Kalau ingin mengembangkan akun media sosial, tentu harus ada keseriusan dan konsistensi di dalamnya. Saya tidak mengelak kalau konsistensi adalah sesuatu yang sulit dicapai. Prosesnya akan terasa lebih berat bila kita memiliki target tertentu. Tapi kalau dilakukan dengan santai dan tetap selesai, tentu akan terasa lebih enteng. Betul, kan?
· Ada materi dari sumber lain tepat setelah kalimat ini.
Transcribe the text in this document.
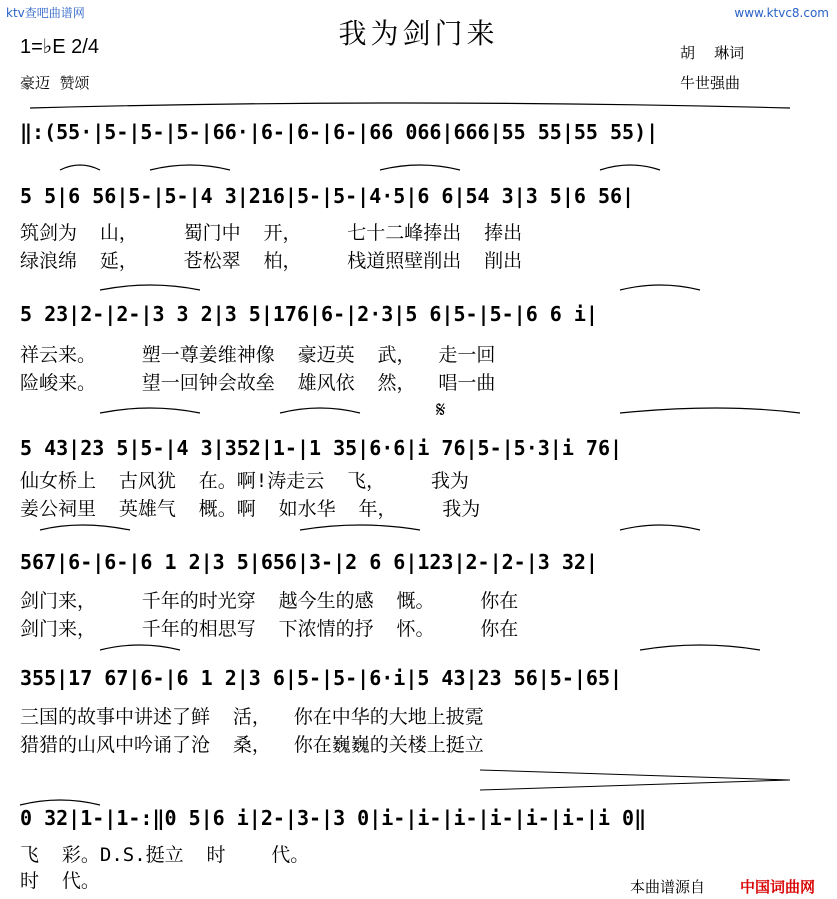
ktv查吧曲谱网	www.ktvc8.com
我为剑门来
1=♭E 2/4
豪迈  赞颂
胡    琳词
牛世强曲
‖:(55·|5-|5-|5-|66·|6-|6-|6-|66 066|666|55 55|55 55)|
5 5|6 56|5-|5-|4 3|216|5-|5-|4·5|6 6|54 3|3 5|6 56|
筑剑为  山，    蜀门中  开，    七十二峰捧出  捧出
绿浪绵  延，    苍松翠  柏，    栈道照壁削出  削出
5 23|2-|2-|3 3 2|3 5|176|6-|2·3|5 6|5-|5-|6 6 i|
祥云来。    塑一尊姜维神像  豪迈英  武，  走一回
险峻来。    望一回钟会故垒  雄风依  然，  唱一曲
𝄋
5 43|23 5|5-|4 3|352|1-|1 35|6·6|i 76|5-|5·3|i 76|
仙女桥上  古风犹  在。啊!涛走云  飞，    我为
姜公祠里  英雄气  概。啊  如水华  年，    我为
567|6-|6-|6 1 2|3 5|656|3-|2 6 6|123|2-|2-|3 32|
剑门来，    千年的时光穿  越今生的感  慨。    你在
剑门来，    千年的相思写  下浓情的抒  怀。    你在
355|17 67|6-|6 1 2|3 6|5-|5-|6·i|5 43|23 56|5-|65|
三国的故事中讲述了鲜  活，  你在中华的大地上披霓
猎猎的山风中吟诵了沧  桑，  你在巍巍的关楼上挺立
0 32|1-|1-:‖0 5|6 i|2-|3-|3 0|i-|i-|i-|i-|i-|i-|i 0‖
飞  彩。D.S.挺立  时    代。
时  代。	本曲谱源自 中国词曲网
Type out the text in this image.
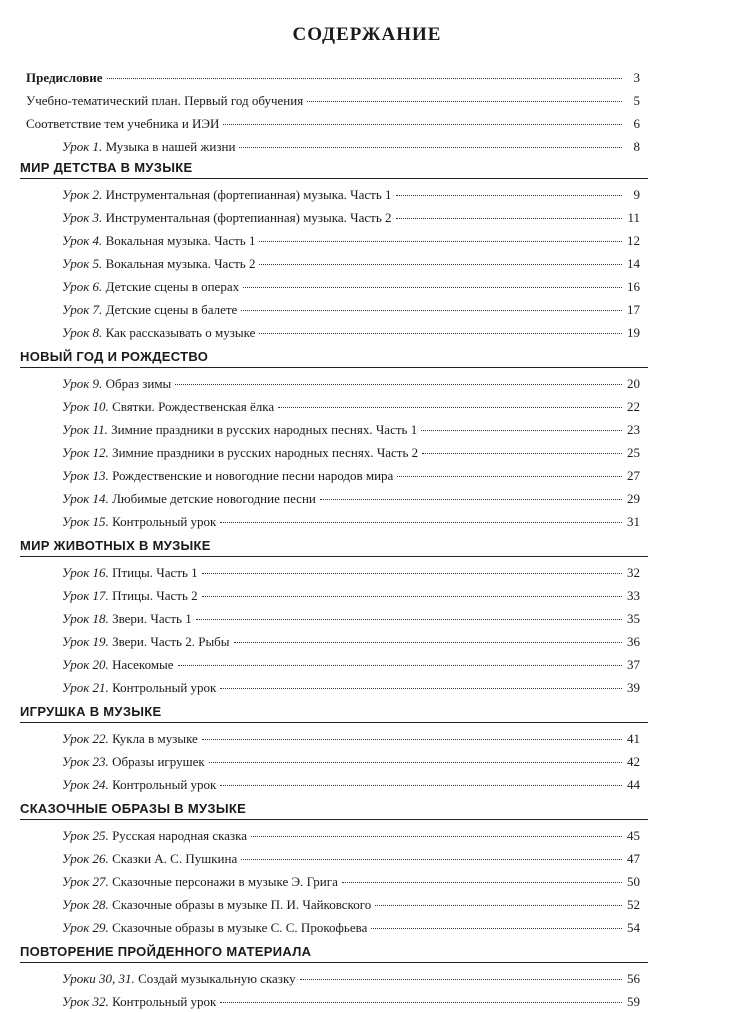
СОДЕРЖАНИЕ
Предисловие	3
Учебно-тематический план. Первый год обучения	5
Соответствие тем учебника и ИЭИ	6
Урок 1. Музыка в нашей жизни	8
МИР ДЕТСТВА В МУЗЫКЕ
Урок 2. Инструментальная (фортепианная) музыка. Часть 1	9
Урок 3. Инструментальная (фортепианная) музыка. Часть 2	11
Урок 4. Вокальная музыка. Часть 1	12
Урок 5. Вокальная музыка. Часть 2	14
Урок 6. Детские сцены в операх	16
Урок 7. Детские сцены в балете	17
Урок 8. Как рассказывать о музыке	19
НОВЫЙ ГОД И РОЖДЕСТВО
Урок 9. Образ зимы	20
Урок 10. Святки. Рождественская ёлка	22
Урок 11. Зимние праздники в русских народных песнях. Часть 1	23
Урок 12. Зимние праздники в русских народных песнях. Часть 2	25
Урок 13. Рождественские и новогодние песни народов мира	27
Урок 14. Любимые детские новогодние песни	29
Урок 15. Контрольный урок	31
МИР ЖИВОТНЫХ В МУЗЫКЕ
Урок 16. Птицы. Часть 1	32
Урок 17. Птицы. Часть 2	33
Урок 18. Звери. Часть 1	35
Урок 19. Звери. Часть 2. Рыбы	36
Урок 20. Насекомые	37
Урок 21. Контрольный урок	39
ИГРУШКА В МУЗЫКЕ
Урок 22. Кукла в музыке	41
Урок 23. Образы игрушек	42
Урок 24. Контрольный урок	44
СКАЗОЧНЫЕ ОБРАЗЫ В МУЗЫКЕ
Урок 25. Русская народная сказка	45
Урок 26. Сказки А. С. Пушкина	47
Урок 27. Сказочные персонажи в музыке Э. Грига	50
Урок 28. Сказочные образы в музыке П. И. Чайковского	52
Урок 29. Сказочные образы в музыке С. С. Прокофьева	54
ПОВТОРЕНИЕ ПРОЙДЕННОГО МАТЕРИАЛА
Уроки 30, 31. Создай музыкальную сказку	56
Урок 32. Контрольный урок	59
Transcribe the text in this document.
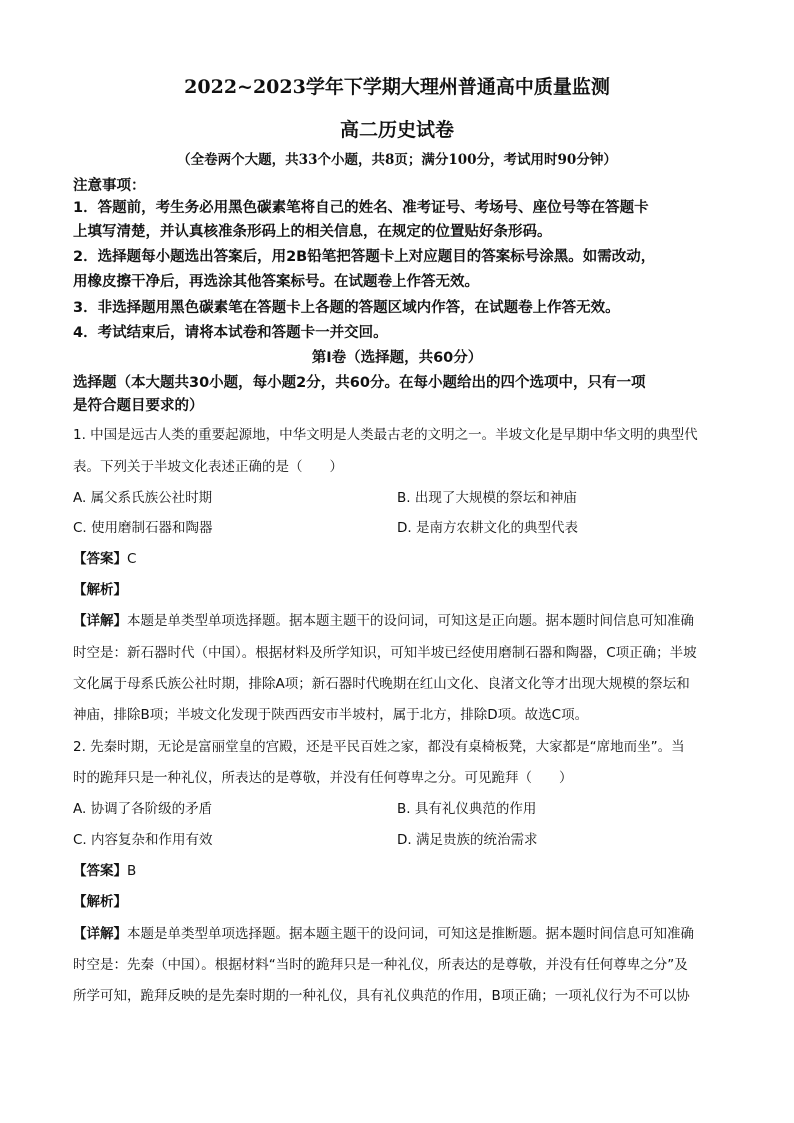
2022~2023学年下学期大理州普通高中质量监测
高二历史试卷
（全卷两个大题，共33个小题，共8页；满分100分，考试用时90分钟）
注意事项：
1．答题前，考生务必用黑色碳素笔将自己的姓名、准考证号、考场号、座位号等在答题卡
上填写清楚，并认真核准条形码上的相关信息，在规定的位置贴好条形码。
2．选择题每小题选出答案后，用2B铅笔把答题卡上对应题目的答案标号涂黑。如需改动，
用橡皮擦干净后，再选涂其他答案标号。在试题卷上作答无效。
3．非选择题用黑色碳素笔在答题卡上各题的答题区域内作答，在试题卷上作答无效。
4．考试结束后，请将本试卷和答题卡一并交回。
第Ⅰ卷（选择题，共60分）
选择题（本大题共30小题，每小题2分，共60分。在每小题给出的四个选项中，只有一项
是符合题目要求的）
1. 中国是远古人类的重要起源地，中华文明是人类最古老的文明之一。半坡文化是早期中华文明的典型代
表。下列关于半坡文化表述正确的是（　　）
A. 属父系氏族公社时期	B. 出现了大规模的祭坛和神庙
C. 使用磨制石器和陶器	D. 是南方农耕文化的典型代表
【答案】C
【解析】
【详解】本题是单类型单项选择题。据本题主题干的设问词，可知这是正向题。据本题时间信息可知准确
时空是：新石器时代（中国）。根据材料及所学知识，可知半坡已经使用磨制石器和陶器，C项正确；半坡
文化属于母系氏族公社时期，排除A项；新石器时代晚期在红山文化、良渚文化等才出现大规模的祭坛和
神庙，排除B项；半坡文化发现于陕西西安市半坡村，属于北方，排除D项。故选C项。
2. 先秦时期，无论是富丽堂皇的宫殿，还是平民百姓之家，都没有桌椅板凳，大家都是“席地而坐”。当
时的跪拜只是一种礼仪，所表达的是尊敬，并没有任何尊卑之分。可见跪拜（　　）
A. 协调了各阶级的矛盾	B. 具有礼仪典范的作用
C. 内容复杂和作用有效	D. 满足贵族的统治需求
【答案】B
【解析】
【详解】本题是单类型单项选择题。据本题主题干的设问词，可知这是推断题。据本题时间信息可知准确
时空是：先秦（中国）。根据材料“当时的跪拜只是一种礼仪，所表达的是尊敬，并没有任何尊卑之分”及
所学可知，跪拜反映的是先秦时期的一种礼仪，具有礼仪典范的作用，B项正确；一项礼仪行为不可以协
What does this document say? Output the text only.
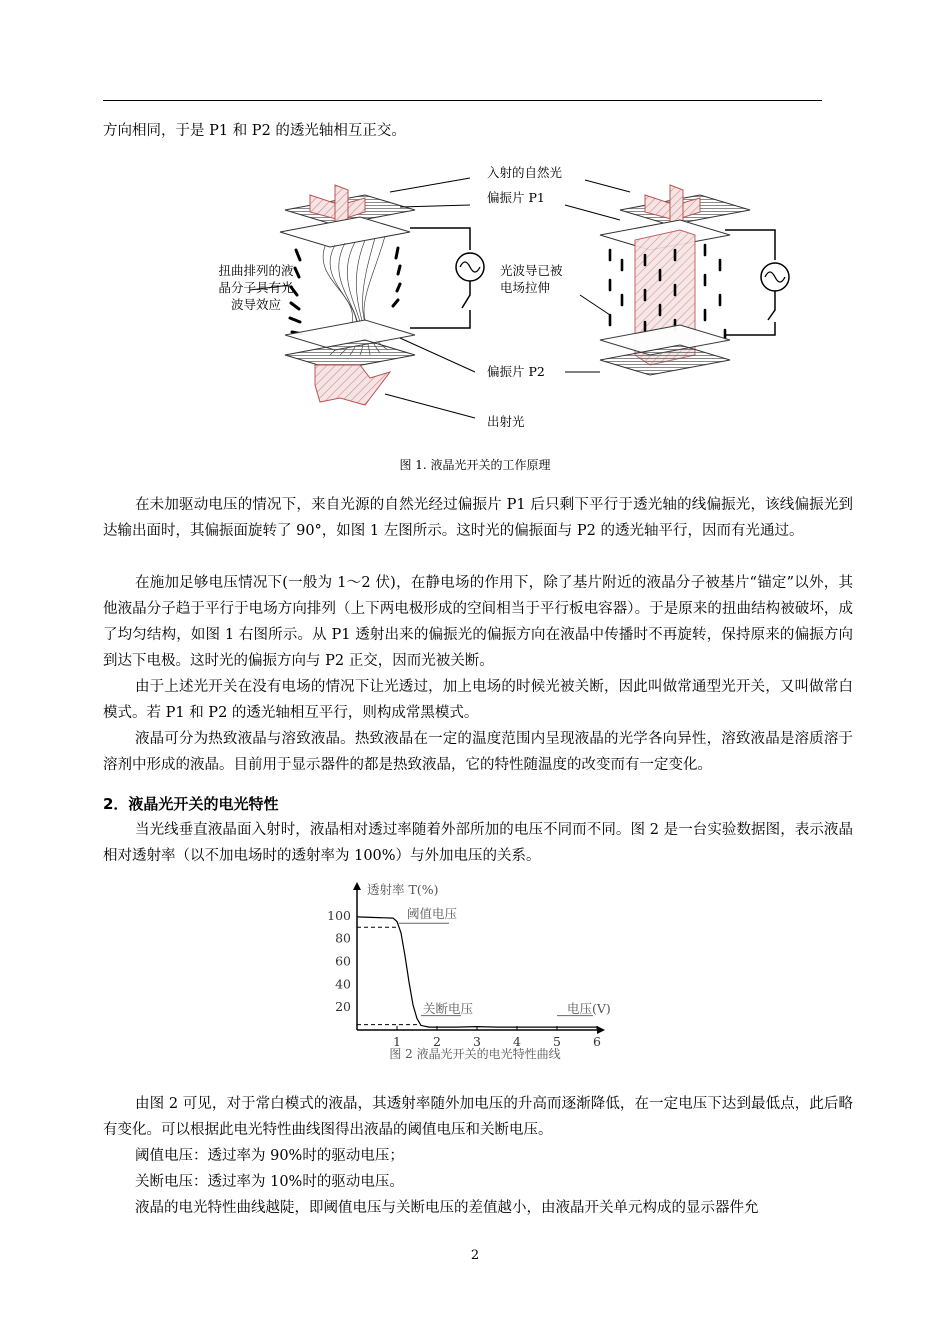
方向相同，于是 P1 和 P2 的透光轴相互正交。

入射的自然光
偏振片 P1
扭曲排列的液
晶分子具有光
波导效应
光波导已被
电场拉伸
偏振片 P2
出射光
图 1. 液晶光开关的工作原理

在未加驱动电压的情况下，来自光源的自然光经过偏振片 P1 后只剩下平行于透光轴的线偏振光，该线偏振光到达输出面时，其偏振面旋转了 90°，如图 1 左图所示。这时光的偏振面与 P2 的透光轴平行，因而有光通过。

在施加足够电压情况下(一般为 1～2 伏)，在静电场的作用下，除了基片附近的液晶分子被基片“锚定”以外，其他液晶分子趋于平行于电场方向排列（上下两电极形成的空间相当于平行板电容器）。于是原来的扭曲结构被破坏，成了均匀结构，如图 1 右图所示。从 P1 透射出来的偏振光的偏振方向在液晶中传播时不再旋转，保持原来的偏振方向到达下电极。这时光的偏振方向与 P2 正交，因而光被关断。

由于上述光开关在没有电场的情况下让光透过，加上电场的时候光被关断，因此叫做常通型光开关，又叫做常白模式。若 P1 和 P2 的透光轴相互平行，则构成常黑模式。

液晶可分为热致液晶与溶致液晶。热致液晶在一定的温度范围内呈现液晶的光学各向异性，溶致液晶是溶质溶于溶剂中形成的液晶。目前用于显示器件的都是热致液晶，它的特性随温度的改变而有一定变化。

2．液晶光开关的电光特性

当光线垂直液晶面入射时，液晶相对透过率随着外部所加的电压不同而不同。图 2 是一台实验数据图，表示液晶相对透射率（以不加电场时的透射率为 100%）与外加电压的关系。

透射率 T(%)
电压(V)
阈值电压
关断电压
1	2	3	4	5	6
100
80
60
40
20
图 2 液晶光开关的电光特性曲线

由图 2 可见，对于常白模式的液晶，其透射率随外加电压的升高而逐渐降低，在一定电压下达到最低点，此后略有变化。可以根据此电光特性曲线图得出液晶的阈值电压和关断电压。

阈值电压：透过率为 90%时的驱动电压；

关断电压：透过率为 10%时的驱动电压。

液晶的电光特性曲线越陡，即阈值电压与关断电压的差值越小，由液晶开关单元构成的显示器件允

2
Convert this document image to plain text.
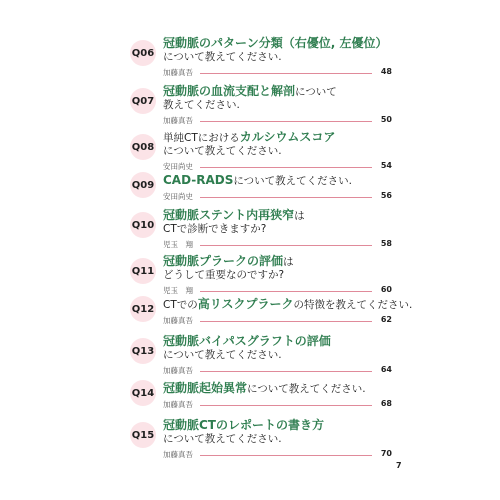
Q06
冠動脈のパターン分類（右優位, 左優位）
について教えてください.
加藤真吾	48
Q07
冠動脈の血流支配と解剖について
教えてください.
加藤真吾	50
Q08
単純CTにおけるカルシウムスコア
について教えてください.
安田尚史	54
Q09 CAD-RADSについて教えてください.
安田尚史	56
Q10
冠動脈ステント内再狭窄は
CTで診断できますか?
児玉　翔	58
Q11
冠動脈プラークの評価は
どうして重要なのですか?
児玉　翔	60
Q12 CTでの高リスクプラークの特徴を教えてください.
加藤真吾	62
Q13
冠動脈バイパスグラフトの評価
について教えてください.
加藤真吾	64
Q14 冠動脈起始異常について教えてください.
加藤真吾	68
Q15
冠動脈CTのレポートの書き方
について教えてください.
加藤真吾	70
7
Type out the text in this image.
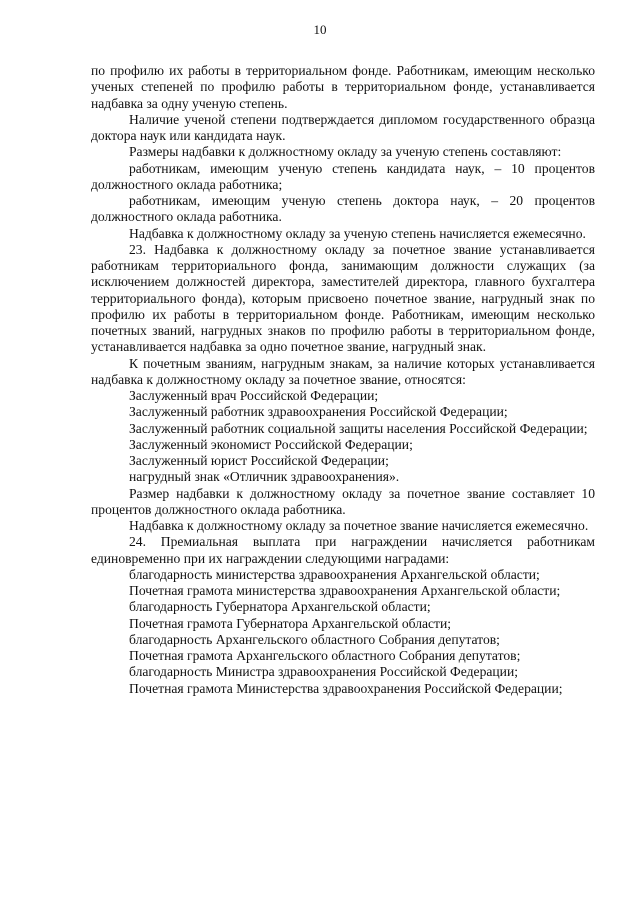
10

по профилю их работы в территориальном фонде. Работникам, имеющим несколько ученых степеней по профилю работы в территориальном фонде, устанавливается надбавка за одну ученую степень.

Наличие ученой степени подтверждается дипломом государственного образца доктора наук или кандидата наук.

Размеры надбавки к должностному окладу за ученую степень составляют:

работникам, имеющим ученую степень кандидата наук, – 10 процентов должностного оклада работника;

работникам, имеющим ученую степень доктора наук, – 20 процентов должностного оклада работника.

Надбавка к должностному окладу за ученую степень начисляется ежемесячно.

23. Надбавка к должностному окладу за почетное звание устанавливается работникам территориального фонда, занимающим должности служащих (за исключением должностей директора, заместителей директора, главного бухгалтера территориального фонда), которым присвоено почетное звание, нагрудный знак по профилю их работы в территориальном фонде. Работникам, имеющим несколько почетных званий, нагрудных знаков по профилю работы в территориальном фонде, устанавливается надбавка за одно почетное звание, нагрудный знак.

К почетным званиям, нагрудным знакам, за наличие которых устанавливается надбавка к должностному окладу за почетное звание, относятся:

Заслуженный врач Российской Федерации;

Заслуженный работник здравоохранения Российской Федерации;

Заслуженный работник социальной защиты населения Российской Федерации;

Заслуженный экономист Российской Федерации;

Заслуженный юрист Российской Федерации;

нагрудный знак «Отличник здравоохранения».

Размер надбавки к должностному окладу за почетное звание составляет 10 процентов должностного оклада работника.

Надбавка к должностному окладу за почетное звание начисляется ежемесячно.

24. Премиальная выплата при награждении начисляется работникам единовременно при их награждении следующими наградами:

благодарность министерства здравоохранения Архангельской области;

Почетная грамота министерства здравоохранения Архангельской области;

благодарность Губернатора Архангельской области;

Почетная грамота Губернатора Архангельской области;

благодарность Архангельского областного Собрания депутатов;

Почетная грамота Архангельского областного Собрания депутатов;

благодарность Министра здравоохранения Российской Федерации;

Почетная грамота Министерства здравоохранения Российской Федерации;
Nah, berikut beberapa tips yang saya lakukan sampai sekarang agar konsistensi berkonten tidak menjadi beban. Di sela mengurus dua anak, pekerjaan rumah tangga yang tiada habisnya, ditambah pula ngeblog dan menulis. Belum lagi masa-masa burnout-nya, makin habis saja waktu, hehe.
🌸 Sederhanakan Ekspektasi
Dari pada fokus dengan respon netizen, mending kita perhatikan saja konten sendiri. Apakah sudah ada manfaatnya atau apakah sudah maksimal dikerjakan? Penting sekali mengupayakan agar pesan baik dari konten dapat tersampaikan dengan baik pula. Berulang kali saya baca kalau visual menarik bukan satu-satunya konten yang disukai Instagram misalnya, tapi konten edukatif, inspiratif, dan informatif juga sangat diminati. Bahkan yang menghibur dan lucu, juga tak kalah banyak penggemarnya.
Pokoknya, jangan sampai gara-gara ekspektasi terlalu tinggi, konten malah enggak jadi. Kan diri sendiri yang rugi.
🌸 Ambil dari yang Terdekat
Misalnya seperti saya, ibu yang membuat konten parenting. Saya juga suka ngeblog dan menulis, ini sesekali juga menjadi konten yang diunggah. Bisa pula teman-teman yang hobi bertanam, menjahit, memasak, atau profesi yang diemban, silakan membuat konten terkait hal tersebut. Yang dianggap receh pun tak kalah menarik, seperti tipe ibu-ibu saat menghadiri kondangan, kebiasaan bapak-bapak, atau tingkah laku anak.
Dengan memilih ide dari yang terdekat, kita pasti punya pengetahuan dan pengalaman di situ. Menuangkannya dalam konten pun akan lebih mudah. Kalau butuh riset, kita sudah tahu mau mencari apa, jadi lebih praktis dan cepat. Ini dapat menjadi salah satu penentu konsistensi karena ide adalah inti dari konten.
🌸Siapkan Template/Style
Selain akan menjadi branding dan ciri khas kita, serta merapikan tampilan media sosial, ini juga sangat membantu dan menjadikannya lebih praktis. Tidak perlu ngedesain dan berpikir lagi setiap kali editing.
🌸 Bikin Draft
Percaya deh, apa pun jenis kontennya, mau tulisan, gambar, video dan sebagainya, kalau sudah ada draft, pasti menyingkirkan kebingungan dan pertanyaan "Habis ini apa lagi ya?"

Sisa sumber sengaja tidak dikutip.